The last week in January came, my sister had her baby boy a bit early, and my due date came and went. Two days after he was due to arrive, Dawson entered the world just before noon on January 29th. He was a whopping 10 pounds 11.5oz, healthy and beautiful.
I had 3 cherished days with him. I can recall almost every moment. Friends and family came and went, but I only had eyes for one baby boy. On February 2nd, I woke knowing these were my last hours with my baby. Those hours flew by; we dressed him and readied ourselves for the ordeal ahead. We cried a lot, told him how much we loved him, gave him a few last gifts, then placed him in a bassinet and rolled him down the hallway to a small meeting room. There was his family; his mother’s tears seemed like small echoes of my own. I picked up my baby one last time, kissed him and handed him to his mother.

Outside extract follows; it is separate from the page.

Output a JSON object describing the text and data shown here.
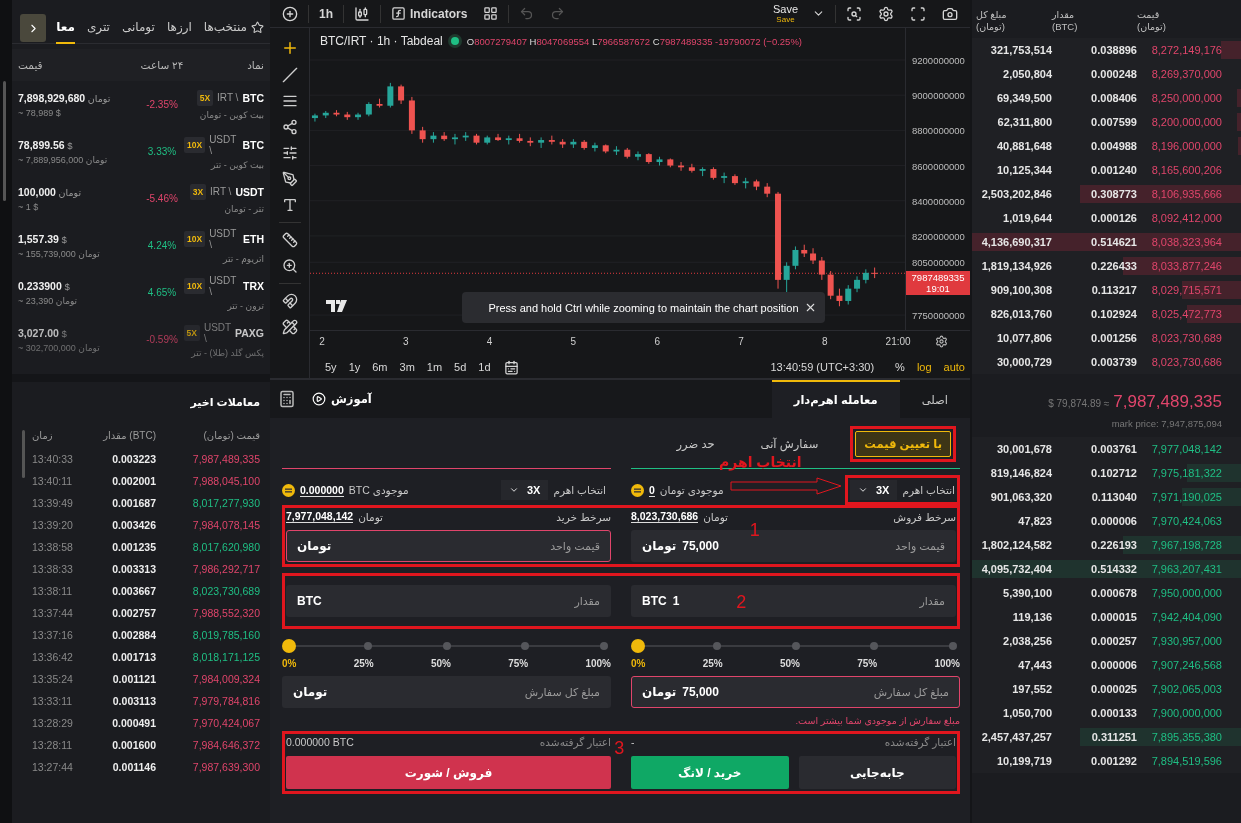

I don’t remember what was said after that, my mind was preoccupied with the screaming pain in my heart. I remember being numb, and the trip home from the hospital is a blur. I watched a lot of TV that afternoon, but I don’t remember what was on. That night I broke down when my Dad hugged me good night. I felt broken for quite a long time after that. J never did mend his cheating ways, but I clung to him as the one person I felt could understand my grief. We stayed together and just after Dawson’s first birthday we had a visit with him. His name was different, and he was not my little baby anymore, bursting my little bubble of grief-filled memory. I think that was the first time I felt like I was healing. I saw his happiness as permission to have my own, and a few months later J. and I broke up for good. I moved on to other relationships and other life lessons. I had my heart broken, and my life changed in ways I never imagined. I moved away from my home state, toward better opportunities. I also grew much closer to Dawson’s family, I have come to love them and think of them as my family as well. I am so grateful that I have had the opportunity to have them in my life, and each time I see them I love them even more.
That baby boy is long gone, and the little man he has become is just as I would expect him to be. I still get a little sad thinking of the things I have missed, but I have never doubted that he is where he belongs. I have a child of my own now, and she fills my life with light, but he will always be my first love. I am still in awe of him, and he will always be my baby, but I am not his mother. I was never meant to be.